Disasters Happen - It's Just a Question of When
Spurred by a completely broken server at one of our clients we are re-evaluating our own backups and disaster recovery plans. As we all know, most people give little thought to backups, and even less to how to use them for recovery. In the meantime our servers quietly hum along and then act up at the most inopportune time. It is not a question whether a server will fail or not, it will - it is just a question of when it will fail and what you will do to recover from the failure.
Know the Risks
Your first line of defense is knowing your site, identifying single points of failure, and placing a probability on the failure. Then you figure out how much mitigation you need to reduce your exposure to risk.
Mitigate the Risk
Code and databases are most prone to break or otherwise get corrupted. Fortunately we have easy solutions in code repositories and backups. The harder problem is how you will make use of those tools to recover from a failure, but we will address this later. For now make sure you create backups on a regular basis and that at least some of these backups do not live on the same server. Also make sure that you have backups for everything, the server OS and its configuration, your site code and the database(s).
The Importance of Offsite Backups
Or maybe we should rather call this "the importance of off-server backups". Regardless, you need to absolutely make sure most of the backups are not stored on the server itself. If the server crashes completely and takes its storage with it - believe me, it happens! I have seen it many times, most recently last week - you need those off server backups. So be absolutely sure there are backups elsewhere and recent enough for your comfort level. You will need them some day.
Develop a Recovery Procedure
Having backups and spare parts in hand is well and good, but you want to be able to do something with them. Moreover, when you need them you will be very stressed or worse, not be there yourself. You need a recovery procedure, fully documented and ready to go. Take your time with this, you will be glad you did. Make sure all steps are covered, that someone only vaguely familiar with the setup can understand it, and most importantly, that it contains information on how to access passwords and other security features in a secure manner.

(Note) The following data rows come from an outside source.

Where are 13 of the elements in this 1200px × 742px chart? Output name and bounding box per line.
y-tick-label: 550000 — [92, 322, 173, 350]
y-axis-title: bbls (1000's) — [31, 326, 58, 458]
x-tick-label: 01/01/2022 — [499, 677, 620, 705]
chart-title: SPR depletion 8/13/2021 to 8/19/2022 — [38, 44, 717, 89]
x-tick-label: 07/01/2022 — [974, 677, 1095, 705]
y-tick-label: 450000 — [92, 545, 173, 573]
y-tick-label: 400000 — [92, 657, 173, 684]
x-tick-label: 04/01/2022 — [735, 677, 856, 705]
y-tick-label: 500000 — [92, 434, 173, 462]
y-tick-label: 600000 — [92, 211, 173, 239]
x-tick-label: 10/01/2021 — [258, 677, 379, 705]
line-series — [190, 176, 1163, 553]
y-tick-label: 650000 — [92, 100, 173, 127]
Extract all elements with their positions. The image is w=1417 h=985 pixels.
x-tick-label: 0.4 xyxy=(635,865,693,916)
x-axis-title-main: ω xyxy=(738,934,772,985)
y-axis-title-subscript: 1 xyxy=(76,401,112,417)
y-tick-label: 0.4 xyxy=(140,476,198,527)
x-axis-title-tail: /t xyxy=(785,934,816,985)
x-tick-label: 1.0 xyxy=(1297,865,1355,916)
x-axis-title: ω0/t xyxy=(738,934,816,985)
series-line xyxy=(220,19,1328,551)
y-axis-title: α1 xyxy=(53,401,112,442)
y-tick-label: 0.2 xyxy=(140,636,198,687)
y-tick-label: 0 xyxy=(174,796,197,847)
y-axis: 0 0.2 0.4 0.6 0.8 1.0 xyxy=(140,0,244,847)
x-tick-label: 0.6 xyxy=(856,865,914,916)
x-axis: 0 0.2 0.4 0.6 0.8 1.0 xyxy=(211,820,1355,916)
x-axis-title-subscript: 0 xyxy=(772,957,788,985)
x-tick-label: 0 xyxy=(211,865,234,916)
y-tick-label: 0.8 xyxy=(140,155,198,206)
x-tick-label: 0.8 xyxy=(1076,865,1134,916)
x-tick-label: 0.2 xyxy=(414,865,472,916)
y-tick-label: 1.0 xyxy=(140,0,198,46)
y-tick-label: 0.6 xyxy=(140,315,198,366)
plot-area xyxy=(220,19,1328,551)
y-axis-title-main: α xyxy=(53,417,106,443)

Test the Integrity of Your Backups
Finally, you want to be sure you can actually get a server back with the help of your recovery procedure and necessary parts and backups. At the very least review the recovery procedure once or twice a year and check for accuracy given the current server configuration, and look through your backups to ensure they are readable and able to be unpacked. Better still is to perform the basic recovery steps and thus test whether it all works as planned.